Noted entertainer and founder of an effective method of communicating, Alan Alda is quoted as saying, “Listening is being able to be changed by the other person”.
In dual celebration of the International Day of Peace and the tenth anniversary of Global Days of Listening (globaldaysoflistening.org), a worldwide audience tuned in to the Livestream page to hear a three hour presentation from The Peace Exchange, Chicago (peacex.org), Professor Wynd Kaufman, Engineering faculty member of City College of San Francisco and Italian educators, journalists, activists Veronica Tarozzi and Cristina Mirra to discuss post-pandemic innovations in education and promoting nonviolence.
The Global Days of Listening enables ordinary people across the world to transcend barriers of distance and language, to speak to one another with the help of translators about life in their respective countries and their wish to live without war. This is a direct, person-to-person conversation. The Global Days of Listening was inspired by the Afghan Peace Volunteers, (http://ourjourneytosmile.com/blog/), a grassroots, multi-ethnic group of young Afghans seeking lives of nonviolence, self-reliant equality, and non-military solutions for Afghanistan and beyond. The GDoL sessions take place on the 21st day of each month. People can connect directly to hear via Livestream. Those who wish to speak must register by contact through the website. GDoL has been organized cooperatively over ten years by many peace and justice organizations.
For the final segment of the transmission, Veronica Tarozzi (Pressenza Italy) began the conversation, when asked by host, Buddy Bell of Voices for Creative Nonviolence (http://vcnv.org/) about dealing with real, existing situations in the world. She offered agreed consensus on changing awareness and the collective need for peace activism with her statement, “we don’t want to go back to what we had.” As she spoke, her words were translated and the information relayed to the Afghan Peace Volunteers in Kabul. “We must awaken the full potential of empathy so that the new generations are aware; that they understand and have no fear of each other.” Starting young to educate in nonviolence, something that children innately already know, will reinforce mutual understanding, she emphasized. “We must have the courage to speak out loud for what we believe.”
Cristina Mirra (Pressenza Italy) then spoke about offering real role models representing the kind of maternal beauty and kindness that will give rise to an understanding of connecting and sharing in our daily lives with love and care.

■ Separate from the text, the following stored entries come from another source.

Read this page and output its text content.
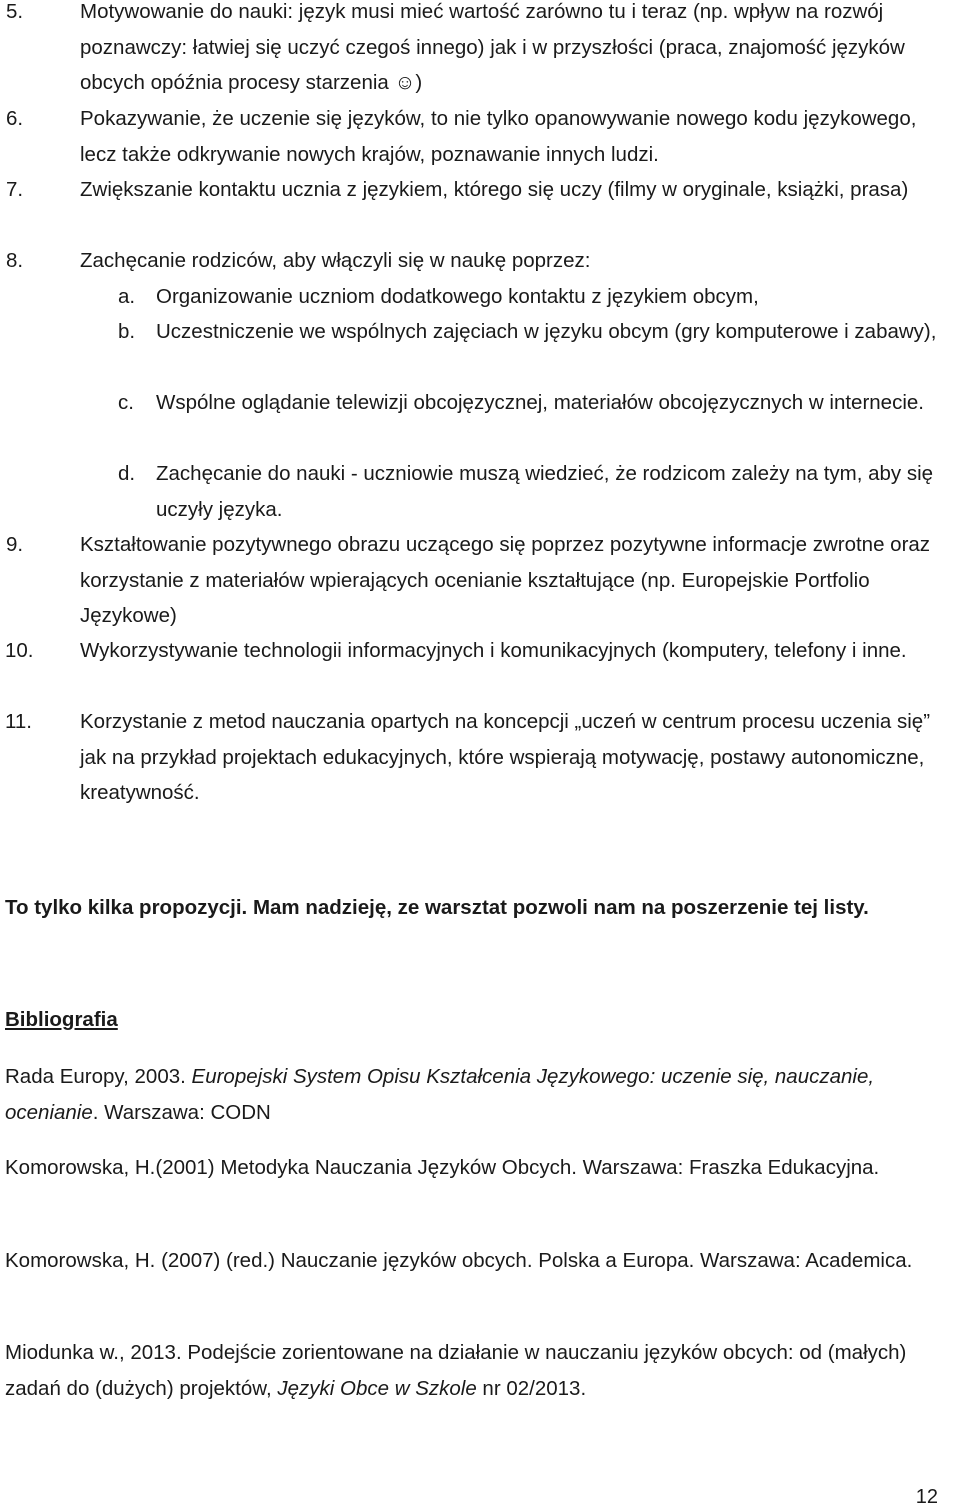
5.	Motywowanie do nauki: język musi mieć wartość zarówno tu i teraz (np. wpływ na rozwój poznawczy: łatwiej się uczyć czegoś innego) jak i w przyszłości (praca, znajomość języków obcych opóźnia procesy starzenia ☺)
6.	Pokazywanie, że uczenie się języków, to nie tylko opanowywanie nowego kodu językowego, lecz także odkrywanie nowych krajów, poznawanie innych ludzi.
7.	Zwiększanie kontaktu ucznia z językiem, którego się uczy (filmy w oryginale, książki, prasa)
8.	Zachęcanie rodziców, aby włączyli się w naukę poprzez:
a.	Organizowanie uczniom dodatkowego kontaktu z językiem obcym,
b.	Uczestniczenie we wspólnych zajęciach w języku obcym (gry komputerowe i zabawy),
c.	Wspólne oglądanie telewizji obcojęzycznej, materiałów obcojęzycznych w internecie.
d.	Zachęcanie do nauki - uczniowie muszą wiedzieć, że rodzicom zależy na tym, aby się uczyły języka.
9.	Kształtowanie pozytywnego obrazu uczącego się poprzez pozytywne informacje zwrotne oraz korzystanie z materiałów wpierających ocenianie kształtujące (np. Europejskie Portfolio Językowe)
10.	Wykorzystywanie technologii informacyjnych i komunikacyjnych (komputery, telefony i inne.
11.	Korzystanie z metod nauczania opartych na koncepcji „uczeń w centrum procesu uczenia się” jak na przykład projektach edukacyjnych, które wspierają motywację, postawy autonomiczne, kreatywność.
To tylko kilka propozycji. Mam nadzieję, ze warsztat pozwoli nam na poszerzenie tej listy.
Bibliografia
Rada Europy, 2003. Europejski System Opisu Kształcenia Językowego: uczenie się, nauczanie, ocenianie. Warszawa: CODN
Komorowska, H.(2001) Metodyka Nauczania Języków Obcych. Warszawa: Fraszka Edukacyjna.
Komorowska, H. (2007) (red.) Nauczanie języków obcych. Polska a Europa. Warszawa: Academica.
Miodunka w., 2013. Podejście zorientowane na działanie w nauczaniu języków obcych: od (małych) zadań do (dużych) projektów, Języki Obce w Szkole nr 02/2013.
12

A question regarding the extent of Italian public knowledge of conditions in the world, such as arms production and sales, land mines and militarism. Both women spoke about the influence of traditional media, the ‘cavalier’ disinterest of mainstream media journalists for such topics, and the mission of Pressenza as part of an alternative international media choice providing the public with an ‘on the ground’, day-to-day, multilingual humanist perspective.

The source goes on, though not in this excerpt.